Let’s hold teachers accountable to high teaching standards, and only hire and maintain those who do. Let’s insist on not allowing public schools to trample on the constitutional rights of our children, and let’s hold our elected school board officials accountable for maintaining the standards that we, as citizens of each school district, demand.
Hey, those are great goals - sign me up.
In the meantime, until we accomplish them, we'll keep teaching our kids at home.
If you perceive problems with your public schools, you can choose, as a family, to be part of the solution, or you can run from the problems and home school.
Nonsense. Poppycock. There is absolutely no other "business" on the face of the earth where someone would say that continuing to patronize an inefficient, non-competitive and non-productive business would be called being "part of the solution". Ridiculous. If you take your family out to a restaurant where the tables are dirty, the service is slow and the food is bad, are you "part of the solution" to go back again next week? Preposterous.
While that may be the right decision for a few, in my opinion it is more often a decision that deprives students of some very fine teachers, and doesn’t teach them a thing about how to get along in the real world.
This is the socialization canard. If you don't put your children into the fantasy world of the public schools, where everyone goes at the same pace, waits in line for lunch, moves onto the next project when the bell rings whether it's done or not, are bunched in only with people of the same age and raises his hand to get permission to go to the bathroom, you're not preparing them for "the real world."
There’s the key. Feel free to open the box. But, before home schoolers email me in droves, I hope you’ll ask yourself if you really are, at the end of the day, the very best Algebra, Trigonometry, Physics, Biology, Chemistry, Spanish, English, German, Latin, Literature, Grammar, Health Science, Physical Education, Music Appreciation, Composition, Psychology, Social Studies, Current Events, American History, World Geography, Communications, Astronomy, Computer Skills, Graphics, Art teacher, classmate and soccer coach your child can possibly have within your school district.
Straw. Man. The only way that question is remotely relevant is if putting them into the public school system is somehow going to insure that they get "the very best Algebra, Trigonometry, Physics, Biology, Chemistry, Spanish, English, German, Latin, Literature, Grammar, Health Science, Physical Education, Music Appreciation, Composition, Psychology, Social Studies, Current Events, American History, World Geography, Communications, Astronomy, Computer Skills, Graphics, Art teacher, classmate and soccer coach" available. Does that match anyone's real world experience in the public schools?
Of course not..
If the answer to all of those is "Yes", then home school. If not, then ask yourself if the "price" of missing all that is worth the protection they’re getting.

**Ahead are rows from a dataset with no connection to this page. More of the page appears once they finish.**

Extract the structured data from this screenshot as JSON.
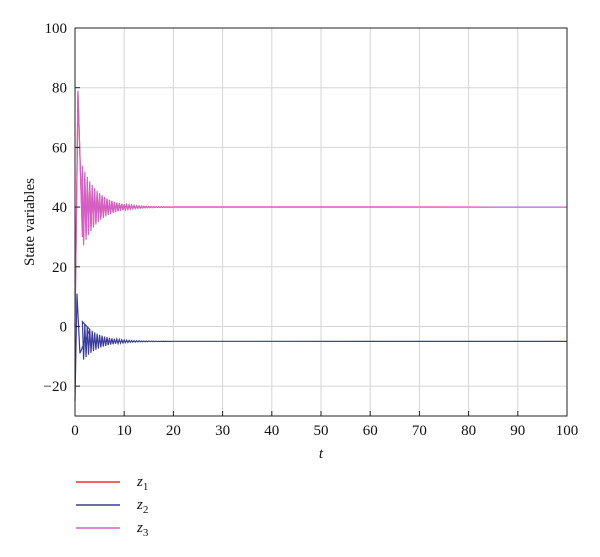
{
  "chart_data": {
    "type": "line",
    "title": "",
    "xlabel": "t",
    "ylabel": "State variables",
    "xlim": [
      0,
      100
    ],
    "ylim": [
      -30,
      100
    ],
    "grid": true,
    "legend_placement": "bottom-left",
    "x_ticks": [
      "0",
      "10",
      "20",
      "30",
      "40",
      "50",
      "60",
      "70",
      "80",
      "90",
      "100"
    ],
    "y_ticks": [
      "-20",
      "0",
      "20",
      "40",
      "60",
      "80",
      "100"
    ],
    "y_tick_values": [
      -20,
      0,
      20,
      40,
      60,
      80,
      100
    ],
    "x_tick_values": [
      0,
      10,
      20,
      30,
      40,
      50,
      60,
      70,
      80,
      90,
      100
    ],
    "series": [
      {
        "name": "z",
        "subscript": "1",
        "color": "#e8322f",
        "final_value": 40,
        "points": [
          [
            0,
            0
          ],
          [
            0.3,
            38
          ],
          [
            0.6,
            78
          ],
          [
            1.5,
            32
          ],
          [
            5,
            44
          ],
          [
            10,
            40.5
          ],
          [
            20,
            40
          ],
          [
            100,
            40
          ]
        ]
      },
      {
        "name": "z",
        "subscript": "2",
        "color": "#3b3b9a",
        "final_value": -5,
        "points": [
          [
            0,
            -25
          ],
          [
            0.4,
            11
          ],
          [
            1,
            -9
          ],
          [
            3,
            -1
          ],
          [
            6,
            -7
          ],
          [
            12,
            -5
          ],
          [
            100,
            -5
          ]
        ]
      },
      {
        "name": "z",
        "subscript": "3",
        "color": "#d45fc8",
        "final_value": 40,
        "points": [
          [
            0,
            0
          ],
          [
            0.3,
            38
          ],
          [
            0.6,
            79
          ],
          [
            1.5,
            30
          ],
          [
            5,
            45
          ],
          [
            10,
            40.5
          ],
          [
            20,
            40
          ],
          [
            100,
            40
          ]
        ]
      }
    ]
  }
}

Again, it's an utterly preposterous construct. It's an intellectually dishonest argument.
The whole piece is intellectually dishonest, featuring appeals to authority ("one public school teacher told me"), biased samples ("parents that I have seen home school their children often struggle along needlessly"), appeal to tradition ("I am deeply hurt by the Christian community's pull-out from the public school system"), appeal to emotion ("let’s give parents, most of whom are NOT great teachers, the option to send their kids to real, professional, great teachers"), begging the question ("parents, most of whom are NOT great teachers"), hasty generalizations galore and strawmen.
I agree that home-schooling is not for everyone. But I think "most" people could do it, and do it effectively, if they chose to. And I disagree entirely with the premise that it's somehow bad for the children not to be institutionalized at the age of 6.